On Wed, Nov 19, 2008 at 02:42, Bryan Wu wrote:
> On Wed, Nov 19, 2008 at 2:56 PM, Andrew Morton wrote:
>> On Tue, 18 Nov 2008 17:05:05 +0800 Bryan Wu wrote:
>>> From: Graf Yang <[email protected]>
>>> +#define smp_mb__before_clear_bit() barrier()
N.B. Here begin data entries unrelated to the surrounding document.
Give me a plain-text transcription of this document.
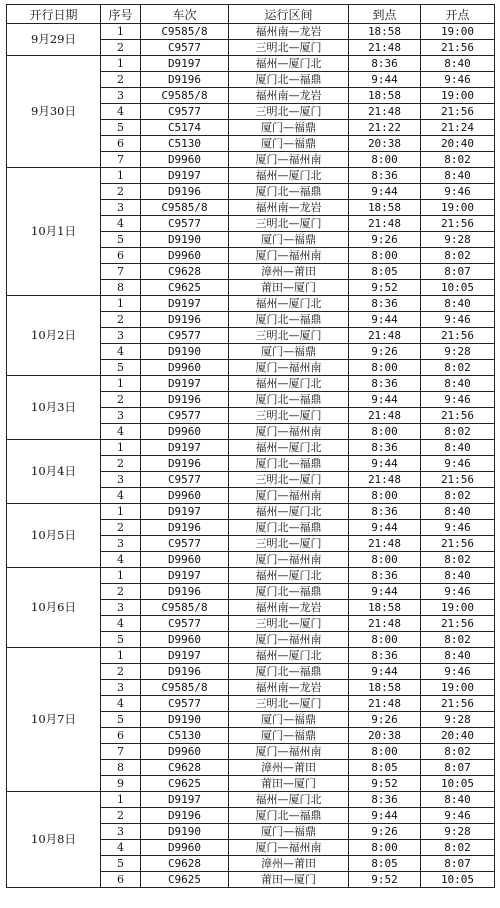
开行日期	序号	车次	运行区间	到点	开点
9月29日	1	C9585/8	福州南—龙岩	18:58	19:00
	2	C9577	三明北—厦门	21:48	21:56
9月30日	1	D9197	福州—厦门北	8:36	8:40
	2	D9196	厦门北—福鼎	9:44	9:46
	3	C9585/8	福州南—龙岩	18:58	19:00
	4	C9577	三明北—厦门	21:48	21:56
	5	C5174	厦门—福鼎	21:22	21:24
	6	C5130	厦门—福鼎	20:38	20:40
	7	D9960	厦门—福州南	8:00	8:02
10月1日	1	D9197	福州—厦门北	8:36	8:40
	2	D9196	厦门北—福鼎	9:44	9:46
	3	C9585/8	福州南—龙岩	18:58	19:00
	4	C9577	三明北—厦门	21:48	21:56
	5	D9190	厦门—福鼎	9:26	9:28
	6	D9960	厦门—福州南	8:00	8:02
	7	C9628	漳州—莆田	8:05	8:07
	8	C9625	莆田—厦门	9:52	10:05
10月2日	1	D9197	福州—厦门北	8:36	8:40
	2	D9196	厦门北—福鼎	9:44	9:46
	3	C9577	三明北—厦门	21:48	21:56
	4	D9190	厦门—福鼎	9:26	9:28
	5	D9960	厦门—福州南	8:00	8:02
10月3日	1	D9197	福州—厦门北	8:36	8:40
	2	D9196	厦门北—福鼎	9:44	9:46
	3	C9577	三明北—厦门	21:48	21:56
	4	D9960	厦门—福州南	8:00	8:02
10月4日	1	D9197	福州—厦门北	8:36	8:40
	2	D9196	厦门北—福鼎	9:44	9:46
	3	C9577	三明北—厦门	21:48	21:56
	4	D9960	厦门—福州南	8:00	8:02
10月5日	1	D9197	福州—厦门北	8:36	8:40
	2	D9196	厦门北—福鼎	9:44	9:46
	3	C9577	三明北—厦门	21:48	21:56
	4	D9960	厦门—福州南	8:00	8:02
10月6日	1	D9197	福州—厦门北	8:36	8:40
	2	D9196	厦门北—福鼎	9:44	9:46
	3	C9585/8	福州南—龙岩	18:58	19:00
	4	C9577	三明北—厦门	21:48	21:56
	5	D9960	厦门—福州南	8:00	8:02
10月7日	1	D9197	福州—厦门北	8:36	8:40
	2	D9196	厦门北—福鼎	9:44	9:46
	3	C9585/8	福州南—龙岩	18:58	19:00
	4	C9577	三明北—厦门	21:48	21:56
	5	D9190	厦门—福鼎	9:26	9:28
	6	C5130	厦门—福鼎	20:38	20:40
	7	D9960	厦门—福州南	8:00	8:02
	8	C9628	漳州—莆田	8:05	8:07
	9	C9625	莆田—厦门	9:52	10:05
10月8日	1	D9197	福州—厦门北	8:36	8:40
	2	D9196	厦门北—福鼎	9:44	9:46
	3	D9190	厦门—福鼎	9:26	9:28
	4	D9960	厦门—福州南	8:00	8:02
	5	C9628	漳州—莆田	8:05	8:07
	6	C9625	莆田—厦门	9:52	10:05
>>> +#define smp_mb__after_clear_bit() barrier()
>>> +
>>> +static inline void __set_bit(int nr, volatile unsigned long *addr)
>>> +{
>>> + int *a = (int *)addr;
>>> + int mask;
>>> +
>>> + a += nr >> 5;
>>> + mask = 1 << (nr & 0x1f);
>>> + *a |= mask;
>>> +}
>>> +
>>> +static inline void __clear_bit(int nr, volatile unsigned long *addr)
>>> +{
>>> + int *a = (int *)addr;
>>> + int mask;
>>> +
>>> + a += nr >> 5;
>>> + mask = 1 << (nr & 0x1f);
>>> + *a &= ~mask;
>>> +}
>>> +
>>> +static inline void __change_bit(int nr, volatile unsigned long *addr)
>>> +{
>>> + int mask;
>>> + unsigned long *ADDR = (unsigned long *)addr;
>>> +
>>> + ADDR += nr >> 5;
>>> + mask = 1 << (nr & 31);
>>> + *ADDR ^= mask;
>>> +}
>>
>> I'm surprised there isn't any generic code which can be used for the above.
>>
>
> As Nick said, include/asm-generic/bitops/non-atomic.h is the generic code.
> We will try it.

the Blackfin ISA provides explicit bit operations. is there something
special about these C-level bit operations that prevents us from using
them ?

PRM:
"BITCLR" on page 13-2
"BITSET" on page 13-4
"BITTGL" on page 13-6
-mike